In this paper, we propose a more accurate phoneme
recognition method by incorporating syllable language
models (LMs), where the method comprises three stages.
The first stage extracts three DPF vectors of 15
dimensions each from local features (LFs) of an input
speech signal using three multilayer neural networks
(MLNs). The second stage incorporates an
Inhibition/Enhancement (In/En) network to obtain more
categorical DPF movement and decorrelates the DPF
vectors using the Gram-Schmidt (GS) algorithm. Then,
the third stage embeds acoustic models (AMs) and LMs
of syllables at the recognition stage of an HMM-based
classifier.
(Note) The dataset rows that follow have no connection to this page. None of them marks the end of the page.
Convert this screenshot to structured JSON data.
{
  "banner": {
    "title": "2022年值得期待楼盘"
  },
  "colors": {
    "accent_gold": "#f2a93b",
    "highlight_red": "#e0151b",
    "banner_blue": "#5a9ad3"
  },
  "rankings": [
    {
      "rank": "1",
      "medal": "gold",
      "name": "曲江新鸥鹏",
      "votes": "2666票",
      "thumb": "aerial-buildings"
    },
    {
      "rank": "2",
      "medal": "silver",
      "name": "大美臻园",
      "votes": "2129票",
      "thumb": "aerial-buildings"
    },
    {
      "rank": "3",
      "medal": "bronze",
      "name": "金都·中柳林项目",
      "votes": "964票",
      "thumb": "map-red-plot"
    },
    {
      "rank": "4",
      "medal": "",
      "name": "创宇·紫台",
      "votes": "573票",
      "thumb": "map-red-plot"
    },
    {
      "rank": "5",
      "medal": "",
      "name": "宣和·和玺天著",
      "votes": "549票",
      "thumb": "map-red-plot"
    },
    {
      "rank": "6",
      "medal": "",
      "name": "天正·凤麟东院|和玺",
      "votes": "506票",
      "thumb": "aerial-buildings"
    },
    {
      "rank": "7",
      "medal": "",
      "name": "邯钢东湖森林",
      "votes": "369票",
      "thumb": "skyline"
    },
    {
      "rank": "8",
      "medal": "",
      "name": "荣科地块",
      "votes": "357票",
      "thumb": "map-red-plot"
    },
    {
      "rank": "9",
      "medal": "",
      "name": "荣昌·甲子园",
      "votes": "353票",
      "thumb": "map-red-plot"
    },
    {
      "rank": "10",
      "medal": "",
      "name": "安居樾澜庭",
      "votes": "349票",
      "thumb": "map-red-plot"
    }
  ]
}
The objective of this study is to incorporate
rule based (syllable constraints) LMs for resisting those
phoneme strings that violates syllable rules and
consequently, for obtaining a higher PAR.
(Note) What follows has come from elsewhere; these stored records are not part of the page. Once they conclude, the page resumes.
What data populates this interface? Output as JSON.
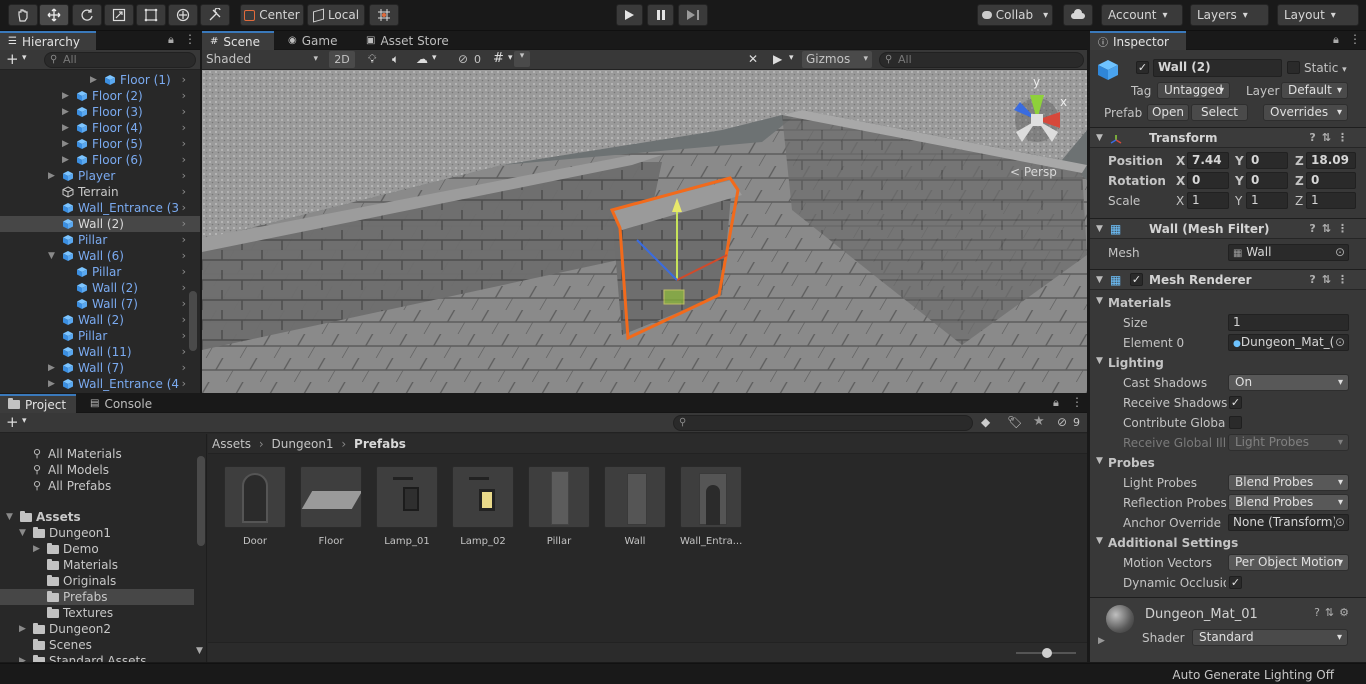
{
  "toolbar": {
    "pivot": "Center",
    "space": "Local",
    "collab": "Collab",
    "account": "Account",
    "layers": "Layers",
    "layout": "Layout"
  },
  "hierarchy": {
    "tab": "Hierarchy",
    "search_placeholder": "All",
    "items": [
      {
        "label": "Floor (1)"
      },
      {
        "label": "Floor (2)"
      },
      {
        "label": "Floor (3)"
      },
      {
        "label": "Floor (4)"
      },
      {
        "label": "Floor (5)"
      },
      {
        "label": "Floor (6)"
      },
      {
        "label": "Player"
      },
      {
        "label": "Terrain"
      },
      {
        "label": "Wall_Entrance (3"
      },
      {
        "label": "Wall (2)"
      },
      {
        "label": "Pillar"
      },
      {
        "label": "Wall (6)"
      },
      {
        "label": "Pillar"
      },
      {
        "label": "Wall (2)"
      },
      {
        "label": "Wall (7)"
      },
      {
        "label": "Wall (2)"
      },
      {
        "label": "Pillar"
      },
      {
        "label": "Wall (11)"
      },
      {
        "label": "Wall (7)"
      },
      {
        "label": "Wall_Entrance (4"
      }
    ]
  },
  "scene": {
    "tabs": [
      "Scene",
      "Game",
      "Asset Store"
    ],
    "shading": "Shaded",
    "mode_2d": "2D",
    "hidden_count": "0",
    "gizmos": "Gizmos",
    "search_placeholder": "All",
    "persp": "< Persp",
    "axis_y": "y",
    "axis_x": "x"
  },
  "project": {
    "tabs": [
      "Project",
      "Console"
    ],
    "hidden_count": "9",
    "favorites": [
      "All Materials",
      "All Models",
      "All Prefabs"
    ],
    "tree": [
      {
        "label": "Assets"
      },
      {
        "label": "Dungeon1"
      },
      {
        "label": "Demo"
      },
      {
        "label": "Materials"
      },
      {
        "label": "Originals"
      },
      {
        "label": "Prefabs"
      },
      {
        "label": "Textures"
      },
      {
        "label": "Dungeon2"
      },
      {
        "label": "Scenes"
      },
      {
        "label": "Standard Assets"
      }
    ],
    "breadcrumb": [
      "Assets",
      "Dungeon1",
      "Prefabs"
    ],
    "assets": [
      {
        "label": "Door"
      },
      {
        "label": "Floor"
      },
      {
        "label": "Lamp_01"
      },
      {
        "label": "Lamp_02"
      },
      {
        "label": "Pillar"
      },
      {
        "label": "Wall"
      },
      {
        "label": "Wall_Entra..."
      }
    ]
  },
  "inspector": {
    "tab": "Inspector",
    "object_name": "Wall (2)",
    "static": "Static",
    "tag_label": "Tag",
    "tag": "Untagged",
    "layer_label": "Layer",
    "layer": "Default",
    "prefab_label": "Prefab",
    "open": "Open",
    "select": "Select",
    "overrides": "Overrides",
    "transform": {
      "title": "Transform",
      "position_label": "Position",
      "rotation_label": "Rotation",
      "scale_label": "Scale",
      "position": {
        "x": "7.44",
        "y": "0",
        "z": "18.09"
      },
      "rotation": {
        "x": "0",
        "y": "0",
        "z": "0"
      },
      "scale": {
        "x": "1",
        "y": "1",
        "z": "1"
      }
    },
    "mesh_filter": {
      "title": "Wall (Mesh Filter)",
      "mesh_label": "Mesh",
      "mesh": "Wall"
    },
    "mesh_renderer": {
      "title": "Mesh Renderer",
      "materials_label": "Materials",
      "size_label": "Size",
      "size": "1",
      "element0_label": "Element 0",
      "element0": "Dungeon_Mat_(",
      "lighting_label": "Lighting",
      "cast_shadows_label": "Cast Shadows",
      "cast_shadows": "On",
      "receive_shadows_label": "Receive Shadows",
      "contribute_gi_label": "Contribute Global I",
      "receive_gi_label": "Receive Global Illu",
      "receive_gi": "Light Probes",
      "probes_label": "Probes",
      "light_probes_label": "Light Probes",
      "light_probes": "Blend Probes",
      "reflection_probes_label": "Reflection Probes",
      "reflection_probes": "Blend Probes",
      "anchor_override_label": "Anchor Override",
      "anchor_override": "None (Transform)",
      "additional_label": "Additional Settings",
      "motion_vectors_label": "Motion Vectors",
      "motion_vectors": "Per Object Motion",
      "dynamic_occlusion_label": "Dynamic Occlusio"
    },
    "material": {
      "name": "Dungeon_Mat_01",
      "shader_label": "Shader",
      "shader": "Standard"
    }
  },
  "status": {
    "message": "Auto Generate Lighting Off"
  },
  "colors": {
    "accent": "#3a79bb",
    "selection_outline": "#f26a1b",
    "hierarchy_link": "#7aaaf0"
  }
}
The paper is organized as follows: Section II discusses
the DPFs and Section III describes a hybrid neural
network (Recurrent Neural Network (RNN) and MLN)
based phoneme recognition method. Section IV explains
the system configuration of the proposed phoneme
recognition method. Experimental database and setup are
provided in Section V, while experimental results are
analyzed in Section VI. Finally, in Section VII, some
conclusions are drawn.
II. DISTINCTIVE PHONETIC FEATURES
A phoneme can easily be identified by using its unique
DPF set [9, 10]. The Japanese balanced DPF set [11, 12]
for classifying phonemes have 15 elements which are
vocalic, high, low, intermediate expression between high
and low <nil>, anterior, back, intermediate expression
between anterior and back <nil>, coronal, plosive,
affricate, continuant, voiced, unvoiced, nasal and
semivowel. Table I shows this balanced DPF set. Here,
present and absent elements of the DPFs are indicated by
“+” and “-” signs, respectively.
III. HYBRID NEURAL NETWORK-BASED PHONEME
RECOGNITION METHOD
At first stage, this system [13] extracts a 45
dimensional DPF feature vector using a hybrid neural
network (HNN) which consists of a RNN and an MLN,
and then these features are decorrelated using the GS
algorithm [11]. Here, the RNN is used for handling a
longer context window [14]. Fig. 2 shows a block
diagram of the system using HNN. Input acoustic vector
is formed by taking preceding “t-3”-th and succeeding
“t+3”-th frames together with the current t-th frame. Each
input frame is formed by 25 LF values. The RNN
generates 45 DPF values of which first 15 for the
preceding, middle 15 for the current, and the rest for the
succeeding frame. The MLN generates 45 DPF values
and reduces misclassification of phoneme at phoneme
boundaries by incorporating a seven frame context
window (from t-3 to t+3) as input. At second stage, the
system incorporates HMM-based AMs that are obtained
using the orthogonalized feature vector of first stage, and
LMs of syllable-based subword, which will be explained
in Section IV.C, to output more precise phoneme strings.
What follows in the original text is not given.